Another big difference between America and England is how polite everyone is. Although Americans are not as blunt as other areas of the world, we get to the point quicker than English people. I’ve found that when asked to perform a task or receiving review comments it is often followed with “if that’s okay?” The sarcastic side of me wants to see if it really is voluntary and respond that it is not okay, but I might save that for a month or two down the line. Additionally, for the first few days out at a client every time someone would get up to go get a drink they would ask if anyone else wanted anything. This quickly lead to learning my new favorite activity at work, tea rounds, mainly due to something called tea round questions. One person in the room will pose a question with a numerical answer via e-mail to everyone who drinks hot drinks. Everyone then submits their answer and the furthest from the correct answer has to make drinks for anyone who wants one. The person who lost the tea round gets to pose the next question and are exempt from making drinks. Some of my favorites so far:

Q: If a Premier League team of 11 players is to be made, using the most expensive player bought in each position this summer, what is the total cost of the team using a 4-4-2 formation?
A: £397.8m (my favorite because it was the very first one we did and I was closest)

Q: How many hamburgers does McDonalds sell per second?
A: 75. This one had some truly fantastic responses ranging from 10,000 to 2,592,000 which, when calculated out, means every single person in the world is eating 30 McDonalds hamburgers every day.

Q: According to a 2012 report, how many gallons of beer did Americans drink during 2011 (posed by me, resulting in some confusion due to the unit conversion)?
A: 6.3 billion gallons

What they say about English people is true, they do drink a lot of tea as we are sent about five tea round questions every day.

In terms of accommodations, Cooper Parry set me up in a very nice two bedroom apartment and provided me a BMW for transportation (any lower class car would have required a manual transmission).
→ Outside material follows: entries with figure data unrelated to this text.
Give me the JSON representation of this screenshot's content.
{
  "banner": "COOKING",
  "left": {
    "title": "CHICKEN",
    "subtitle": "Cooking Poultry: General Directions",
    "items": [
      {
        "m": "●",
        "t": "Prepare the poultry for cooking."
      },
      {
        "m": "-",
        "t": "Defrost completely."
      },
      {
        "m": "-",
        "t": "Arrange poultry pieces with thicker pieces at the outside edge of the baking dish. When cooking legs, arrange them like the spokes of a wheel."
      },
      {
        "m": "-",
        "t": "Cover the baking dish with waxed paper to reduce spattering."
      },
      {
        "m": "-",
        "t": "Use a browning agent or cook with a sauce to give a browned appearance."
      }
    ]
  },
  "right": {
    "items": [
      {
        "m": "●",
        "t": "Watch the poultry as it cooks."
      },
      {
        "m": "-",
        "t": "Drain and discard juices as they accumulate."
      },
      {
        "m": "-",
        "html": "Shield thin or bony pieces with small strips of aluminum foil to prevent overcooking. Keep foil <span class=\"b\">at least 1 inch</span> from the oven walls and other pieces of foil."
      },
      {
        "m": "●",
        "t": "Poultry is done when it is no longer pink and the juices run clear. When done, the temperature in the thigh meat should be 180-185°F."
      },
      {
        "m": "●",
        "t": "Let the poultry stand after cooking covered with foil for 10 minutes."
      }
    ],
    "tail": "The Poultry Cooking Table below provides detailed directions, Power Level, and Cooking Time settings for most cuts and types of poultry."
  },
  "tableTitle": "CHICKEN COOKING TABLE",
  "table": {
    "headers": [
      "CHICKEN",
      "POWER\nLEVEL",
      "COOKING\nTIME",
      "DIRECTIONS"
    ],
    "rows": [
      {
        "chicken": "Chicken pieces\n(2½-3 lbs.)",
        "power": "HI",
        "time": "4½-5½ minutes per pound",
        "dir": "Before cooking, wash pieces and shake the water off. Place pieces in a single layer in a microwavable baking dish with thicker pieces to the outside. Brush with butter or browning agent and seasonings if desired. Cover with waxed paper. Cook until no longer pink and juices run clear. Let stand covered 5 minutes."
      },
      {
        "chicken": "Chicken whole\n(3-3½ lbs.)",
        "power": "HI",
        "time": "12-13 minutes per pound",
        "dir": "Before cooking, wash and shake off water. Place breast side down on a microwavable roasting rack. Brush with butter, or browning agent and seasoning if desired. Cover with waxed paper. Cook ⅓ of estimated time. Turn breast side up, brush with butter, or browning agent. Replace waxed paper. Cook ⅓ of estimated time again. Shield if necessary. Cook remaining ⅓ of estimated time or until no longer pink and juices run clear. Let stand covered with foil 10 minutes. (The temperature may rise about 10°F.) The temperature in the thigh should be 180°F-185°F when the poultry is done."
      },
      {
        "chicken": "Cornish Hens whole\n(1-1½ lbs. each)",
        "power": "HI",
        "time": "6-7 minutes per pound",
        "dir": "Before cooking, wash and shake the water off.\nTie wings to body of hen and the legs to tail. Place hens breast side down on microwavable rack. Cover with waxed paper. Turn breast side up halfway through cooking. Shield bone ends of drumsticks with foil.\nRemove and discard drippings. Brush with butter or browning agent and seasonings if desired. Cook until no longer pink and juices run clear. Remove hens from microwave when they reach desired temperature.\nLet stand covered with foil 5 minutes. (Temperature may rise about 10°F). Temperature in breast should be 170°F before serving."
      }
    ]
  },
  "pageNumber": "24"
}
The apartment is conveniently within walking distance of Castle Donington’s quaint main street with several restaurants and pubs. Using the bus, I was able to spend two weekends exploring Nottingham and Wollaton Hall Gardens, and Deer Park. The Nottingham Food and Drink Festival took place on the Wollaton Hall grounds the first weekend I was here. Wollaton Hall itself is a beautiful Elizabethan country house converted into a natural history museum and most popularly known for being featured in The Dark Knight Rises as the latest Wayne Manor. The Food and Drink Festival was fantastic and allowed me the opportunity to try some fun local drinks. I could not pass up the garlic stand, and had to try a pint of garlic beer (I do not recommend it). There was woodcutting, cooking demonstrations, wine tastings, and dozens of food vendors to try. It was a great introduction to the area, and I am getting full just thinking about it.

Nottingham itself is a great bustling area. The Saturday I went led me to a small festival in the middle of the town with pop up restaurants, street performers, and plenty of rides. The main reason for my visit to Nottingham was to see Nottingham Castle and the City of Caves. Unfortunately, the castle is closed until 2020 for renovations but I did have the chance to take a tour of the caves underneath Nottingham. This revealed a huge network winding around underneath the city that was used for leather making, pub storage, secret illegal meetings, and a bomb shelter during World War II. After the tour I took a couple recommendations from my coworkers and had a few pints at the oldest pub in England, Ye Olde Trip to Jerusalem, which claims to have been established in 1189 AD.

Since I am on a large client, I have been with several of the same people for multiple weeks, which has allowed me to get to know some of my coworkers better. They have been incredibly welcoming, so much so that when I mentioned I was planning to make my way to Manchester this most recent weekend, one of the associates, Jacob, offered to come along since he was planning to head up as well. We met up with one of his friends and proceeded to go on a pub-crawl, which led us to five or six different pubs, concluding at The Principal Manchester, which had an outdoor party we happened upon.

I am looking forward to a couple more months at Cooper Parry, and hopefully will have some stories to share about the office culture once I spend some time in the office (my goal is to try out a nap pod). For now, send me your tea round questions and I will let you know what the guesses are like.